Mitigating Stop-and-Go Traffic Congestion with Operator Learning

TL;DR

This paper introduces neural operator learning frameworks to design boundary control strategies that effectively mitigate stop-and-go traffic congestion, offering faster and more robust solutions compared to traditional PDE control methods.

Contribution

The paper develops neural operator-based boundary control schemes for traffic PDEs, providing a faster, data-efficient, and robust alternative to backstepping controllers for traffic congestion mitigation.

Findings

Achieves 300x computational speedup over backstepping control.

Maintains stability and robustness across various traffic conditions.

Outperforms PI and PINN controllers in accuracy and efficiency.

Abstract

This paper presents a novel neural operator learning framework for designing boundary control to mitigate stop-and-go congestion on freeways.
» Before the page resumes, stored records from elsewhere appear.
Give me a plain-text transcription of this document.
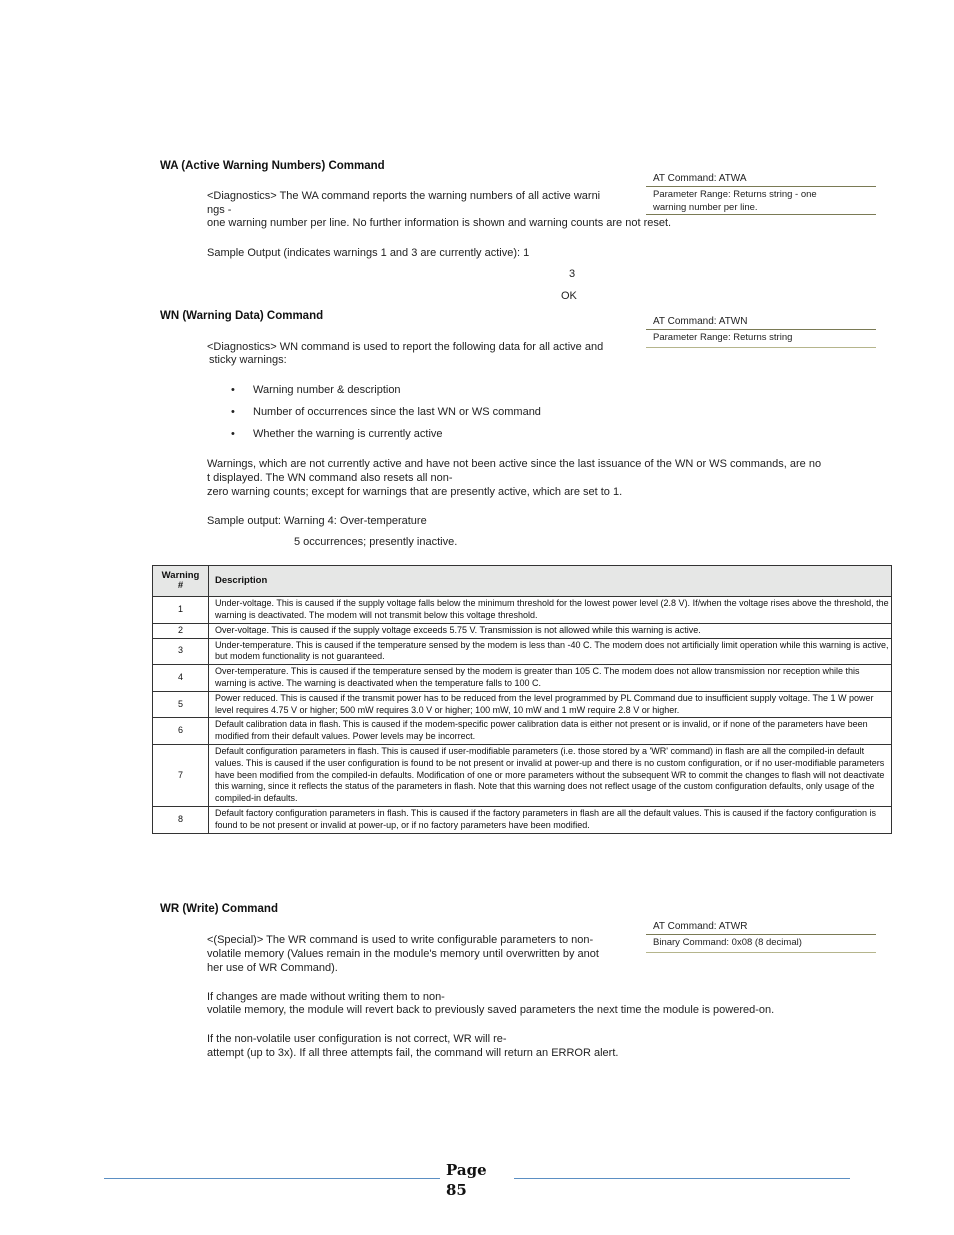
WA (Active Warning Numbers) Command
AT Command: ATWA
Parameter Range: Returns string - one
warning number per line.
<Diagnostics> The WA command reports the warning numbers of all active warni
ngs -
one warning number per line. No further information is shown and warning counts are not reset.
Sample Output (indicates warnings 1 and 3 are currently active): 1
3
OK
WN (Warning Data) Command	AT Command: ATWN
Parameter Range: Returns string
<Diagnostics> WN command is used to report the following data for all active and
sticky warnings:
• Warning number & description
• Number of occurrences since the last WN or WS command
• Whether the warning is currently active
Warnings, which are not currently active and have not been active since the last issuance of the WN or WS commands, are no
t displayed. The WN command also resets all non-
zero warning counts; except for warnings that are presently active, which are set to 1.
Sample output: Warning 4: Over-temperature
5 occurrences; presently inactive.
Warning
#	Description
1	Under-voltage. This is caused if the supply voltage falls below the minimum threshold for the lowest power level (2.8 V). If/when the voltage rises above the threshold, the warning is deactivated. The modem will not transmit below this voltage threshold.
2	Over-voltage. This is caused if the supply voltage exceeds 5.75 V. Transmission is not allowed while this warning is active.
3	Under-temperature. This is caused if the temperature sensed by the modem is less than -40 C. The modem does not artificially limit operation while this warning is active, but modem functionality is not guaranteed.
4	Over-temperature. This is caused if the temperature sensed by the modem is greater than 105 C. The modem does not allow transmission nor reception while this warning is active. The warning is deactivated when the temperature falls to 100 C.
5	Power reduced. This is caused if the transmit power has to be reduced from the level programmed by PL Command due to insufficient supply voltage. The 1 W power level requires 4.75 V or higher; 500 mW requires 3.0 V or higher; 100 mW, 10 mW and 1 mW require 2.8 V or higher.
6	Default calibration data in flash. This is caused if the modem-specific power calibration data is either not present or is invalid, or if none of the parameters have been modified from their default values. Power levels may be incorrect.
7	Default configuration parameters in flash. This is caused if user-modifiable parameters (i.e. those stored by a 'WR' command) in flash are all the compiled-in default values. This is caused if the user configuration is found to be not present or invalid at power-up and there is no custom configuration, or if no user-modifiable parameters have been modified from the compiled-in defaults. Modification of one or more parameters without the subsequent WR to commit the changes to flash will not deactivate this warning, since it reflects the status of the parameters in flash. Note that this warning does not reflect usage of the custom configuration defaults, only usage of the compiled-in defaults.
8	Default factory configuration parameters in flash. This is caused if the factory parameters in flash are all the default values. This is caused if the factory configuration is found to be not present or invalid at power-up, or if no factory parameters have been modified.
WR (Write) Command
AT Command: ATWR
Binary Command: 0x08 (8 decimal)
<(Special)> The WR command is used to write configurable parameters to non-
volatile memory (Values remain in the module's memory until overwritten by anot
her use of WR Command).
If changes are made without writing them to non-
volatile memory, the module will revert back to previously saved parameters the next time the module is powered-on.
If the non-volatile user configuration is not correct, WR will re-
attempt (up to 3x). If all three attempts fail, the command will return an ERROR alert.
Page
85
The freeway traffic dynamics are described by second-order coupled hyperbolic partial differential equations (PDEs). The proposed framework learns feedback boundary control strategies from the closed-loop PDE solution using backstepping controllers, which are widely employed for boundary stabilization of PDE systems. The PDE backstepping control design is time-consuming and requires intensive depth of expertise, since it involves constructing and solving backstepping control kernels. To address these challenges, we present neural operator (NO) learning schemes for the ARZ traffic system that not only ensure closed-loop stability robust to parameter and initial condition variations but also accelerate boundary controller computation. The stability guarantee of the NO-approximated control laws is obtained using Lyapunov analysis. We further propose the physics-informed neural operator (PINO) to reduce the reliance on extensive training data. The performance of the NO schemes is evaluated by simulated and real traffic data, compared with the benchmark backstepping controller, a Proportional Integral (PI) controller, and a PINN-based controller. The NO-approximated methods achieve a computational speedup of approximately 300 times with only a 1% error trade-off compared to the backstepping controller, while outperforming the other two controllers in both accuracy and computational efficiency. The robustness of the NO schemes is validated using real traffic data, and tested across various initial traffic conditions and demand scenarios. The results show that neural operators can significantly expedite and simplify the process of obtaining controllers for traffic PDE systems with great potential application for traffic management.